Ethiopia: Building a House of Prayer

It begins with gathering the people under a big tree. Before putting up a prayer house, one must establish a community. When there is a community, the whole village contributes. They cut some trees, they mix the clay, the priest brings some nails, some iron sheets, and altogether put up a prayer house.

By Magdalena Wolnik

Construction of Uganda Martyrs’ Chapel at Jimteha, Ethiopia. (Credit: Aid to the Church in Need)

“When you have a chapel, a prayer house in the middle of a village, Christ’s presence becomes real in that village. Because it is not simply a physical house but filled with the people who come to pray there” – explains Fr. Isaiah Sangwera, a Kenyan Comboni missionary working in Gublak, on the eastern border of Ethiopia.

But, what can be worse than to build a prayer house of wood and clay in an area full of termites?  After some time, the wooden pews, the altar and the wall structure begin to crack more and more, the wall bends and finally collapses. Snakes and scorpions, which are abundant in this area, easily slip through the holes in the walls. Which parent will send their child to catechesis in such a place?

Father Isaiah enters in one of these slanted and cracked chapels. A meter-high mound of termites swirls at the altar site. It was a work of just one night in one of the many houses of prayer here. To reach some of them Fr. Isaiah must travel for a half-a-day on foot. He has been working in this area for 8 years, creating a rather peculiar community with two other missionaries: Fr. John from Italy and Fr. Elvis from Peru. Fr. Isaiah says: "I feel very much at home among the Gumuz people, because their culture, their social life, their daily life very much resembles the place where I was born, and where I come from.”

Gumuz are kind of semi-nomads, not by the way they move from place to place, but by their way of life measured by the rhythm of seasonal hunting. For centuries they were slaves of the stronger and educated Amhara from the highlands. Fr. John Baccanelli, the most experienced missionary in the team, who has trained future Ethiopian priests for 30 years, says that the Gumuz have been marginalised and oppressed for many years.

Nevertheless, when reaching a new village the missionaries respectfully talk to the elders, then gather people under the tree, begin the telling of the story of Christ the Saviour, answer long-worn questions, and people ask them to come back. It happens so often and there are so few that they cannot keep up with all requests. This is how building a community begins.

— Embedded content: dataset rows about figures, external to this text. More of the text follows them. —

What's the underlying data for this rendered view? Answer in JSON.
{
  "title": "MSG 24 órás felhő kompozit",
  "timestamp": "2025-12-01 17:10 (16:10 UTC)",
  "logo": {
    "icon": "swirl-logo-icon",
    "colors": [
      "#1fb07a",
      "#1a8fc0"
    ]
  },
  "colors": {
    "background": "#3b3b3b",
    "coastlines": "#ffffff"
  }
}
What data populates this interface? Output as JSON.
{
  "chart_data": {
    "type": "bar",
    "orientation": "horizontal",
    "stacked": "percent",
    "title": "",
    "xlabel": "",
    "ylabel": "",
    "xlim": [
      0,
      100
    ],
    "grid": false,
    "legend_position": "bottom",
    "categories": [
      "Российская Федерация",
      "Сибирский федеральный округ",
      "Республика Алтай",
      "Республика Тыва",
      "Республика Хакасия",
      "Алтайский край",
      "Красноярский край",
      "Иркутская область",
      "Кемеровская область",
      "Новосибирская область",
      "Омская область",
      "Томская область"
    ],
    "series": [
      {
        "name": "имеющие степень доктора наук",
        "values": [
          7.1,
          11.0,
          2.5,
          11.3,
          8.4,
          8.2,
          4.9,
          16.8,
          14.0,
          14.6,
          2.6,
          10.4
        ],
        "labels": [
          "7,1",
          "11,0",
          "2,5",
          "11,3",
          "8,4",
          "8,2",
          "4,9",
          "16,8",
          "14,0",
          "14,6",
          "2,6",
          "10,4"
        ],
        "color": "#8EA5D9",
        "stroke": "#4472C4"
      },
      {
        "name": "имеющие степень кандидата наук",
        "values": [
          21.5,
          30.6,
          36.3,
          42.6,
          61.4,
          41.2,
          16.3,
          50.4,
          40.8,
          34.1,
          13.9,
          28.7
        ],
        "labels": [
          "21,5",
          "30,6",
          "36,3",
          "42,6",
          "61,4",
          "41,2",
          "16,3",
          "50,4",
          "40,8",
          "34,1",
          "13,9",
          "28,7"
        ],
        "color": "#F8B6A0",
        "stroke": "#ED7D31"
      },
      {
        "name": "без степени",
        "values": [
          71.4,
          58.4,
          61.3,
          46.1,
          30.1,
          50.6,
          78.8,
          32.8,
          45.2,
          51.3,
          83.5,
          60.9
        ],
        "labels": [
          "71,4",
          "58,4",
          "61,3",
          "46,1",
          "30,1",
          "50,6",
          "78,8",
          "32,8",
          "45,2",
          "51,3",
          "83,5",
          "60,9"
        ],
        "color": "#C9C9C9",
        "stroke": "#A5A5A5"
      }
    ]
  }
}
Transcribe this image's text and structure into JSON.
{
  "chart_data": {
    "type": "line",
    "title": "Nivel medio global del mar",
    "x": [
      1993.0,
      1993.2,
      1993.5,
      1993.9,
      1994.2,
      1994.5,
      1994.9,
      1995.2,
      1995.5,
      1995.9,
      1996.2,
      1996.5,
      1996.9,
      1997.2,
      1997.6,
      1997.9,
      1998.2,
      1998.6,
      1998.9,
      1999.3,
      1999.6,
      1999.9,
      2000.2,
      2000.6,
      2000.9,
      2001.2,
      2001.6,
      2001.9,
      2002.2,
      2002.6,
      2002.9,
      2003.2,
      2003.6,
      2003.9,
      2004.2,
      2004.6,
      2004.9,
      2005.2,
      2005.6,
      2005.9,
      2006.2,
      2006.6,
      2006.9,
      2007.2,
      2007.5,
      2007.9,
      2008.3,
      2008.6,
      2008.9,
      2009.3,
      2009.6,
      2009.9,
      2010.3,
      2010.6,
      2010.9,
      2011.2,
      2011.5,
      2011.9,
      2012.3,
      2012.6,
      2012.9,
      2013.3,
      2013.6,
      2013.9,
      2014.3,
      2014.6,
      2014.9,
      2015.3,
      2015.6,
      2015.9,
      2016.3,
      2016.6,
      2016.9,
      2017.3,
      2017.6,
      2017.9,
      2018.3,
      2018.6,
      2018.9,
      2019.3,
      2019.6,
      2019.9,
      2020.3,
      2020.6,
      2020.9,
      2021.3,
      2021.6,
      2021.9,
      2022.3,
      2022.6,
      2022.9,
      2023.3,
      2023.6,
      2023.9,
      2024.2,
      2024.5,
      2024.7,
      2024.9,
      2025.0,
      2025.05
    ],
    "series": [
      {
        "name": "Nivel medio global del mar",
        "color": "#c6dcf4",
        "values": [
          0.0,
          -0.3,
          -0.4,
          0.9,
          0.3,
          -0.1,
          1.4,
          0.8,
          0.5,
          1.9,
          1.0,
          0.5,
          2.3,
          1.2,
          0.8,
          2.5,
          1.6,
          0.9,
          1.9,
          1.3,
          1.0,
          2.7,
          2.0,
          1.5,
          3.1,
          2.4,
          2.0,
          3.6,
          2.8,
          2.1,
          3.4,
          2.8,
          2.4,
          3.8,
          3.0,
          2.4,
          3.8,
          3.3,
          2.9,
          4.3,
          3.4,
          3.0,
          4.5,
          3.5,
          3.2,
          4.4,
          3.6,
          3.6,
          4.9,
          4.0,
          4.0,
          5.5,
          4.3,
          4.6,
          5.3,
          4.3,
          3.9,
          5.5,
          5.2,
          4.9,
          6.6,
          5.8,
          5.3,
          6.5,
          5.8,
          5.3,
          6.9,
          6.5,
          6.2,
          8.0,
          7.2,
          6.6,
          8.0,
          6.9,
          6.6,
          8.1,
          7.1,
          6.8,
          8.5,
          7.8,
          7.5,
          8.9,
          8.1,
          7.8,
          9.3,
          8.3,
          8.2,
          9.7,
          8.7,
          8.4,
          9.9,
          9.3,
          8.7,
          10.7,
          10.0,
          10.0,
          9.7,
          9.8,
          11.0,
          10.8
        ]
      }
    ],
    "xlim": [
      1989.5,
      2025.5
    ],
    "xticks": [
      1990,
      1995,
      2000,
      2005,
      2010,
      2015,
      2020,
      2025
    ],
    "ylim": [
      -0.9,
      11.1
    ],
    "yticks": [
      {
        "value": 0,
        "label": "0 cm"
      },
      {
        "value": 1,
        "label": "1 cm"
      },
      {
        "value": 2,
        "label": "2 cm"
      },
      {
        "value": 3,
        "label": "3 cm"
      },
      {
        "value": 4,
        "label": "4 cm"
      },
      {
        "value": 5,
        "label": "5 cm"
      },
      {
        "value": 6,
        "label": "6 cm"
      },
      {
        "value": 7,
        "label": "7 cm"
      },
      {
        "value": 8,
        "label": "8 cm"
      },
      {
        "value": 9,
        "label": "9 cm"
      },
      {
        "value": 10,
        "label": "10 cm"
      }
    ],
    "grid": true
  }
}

Although 45 per cent of Ethiopians are followers of the ancient Tewahedo non-Chalcedonian Orthodox Church, they are quickly chased by Muslims, today 35 per cent of the population, and Pentecostal communities, which account for over 20 per cent of Ethiopia's population. Catholics constitute only one per cent of the Ethiopians but are one of the very few present among the centuries-despised Gumuz.

When a termite-eaten chapel collapses, is it a sign that the community is also breaking down? Not when it can count on the solidarity of the Church crossing the boundaries of ethnic groups, countries and cultures. Father Isaiah has just sent ACN the photos of the new, stable chapel, packed to the brim with people. He adds a message: “With the help of Aid to the Church in Need we put up this new house of God where people can meet and worship. Anyone coming here knows that God’s presence is in this place. May Almighty God keep blessing you and your families. Thank you!”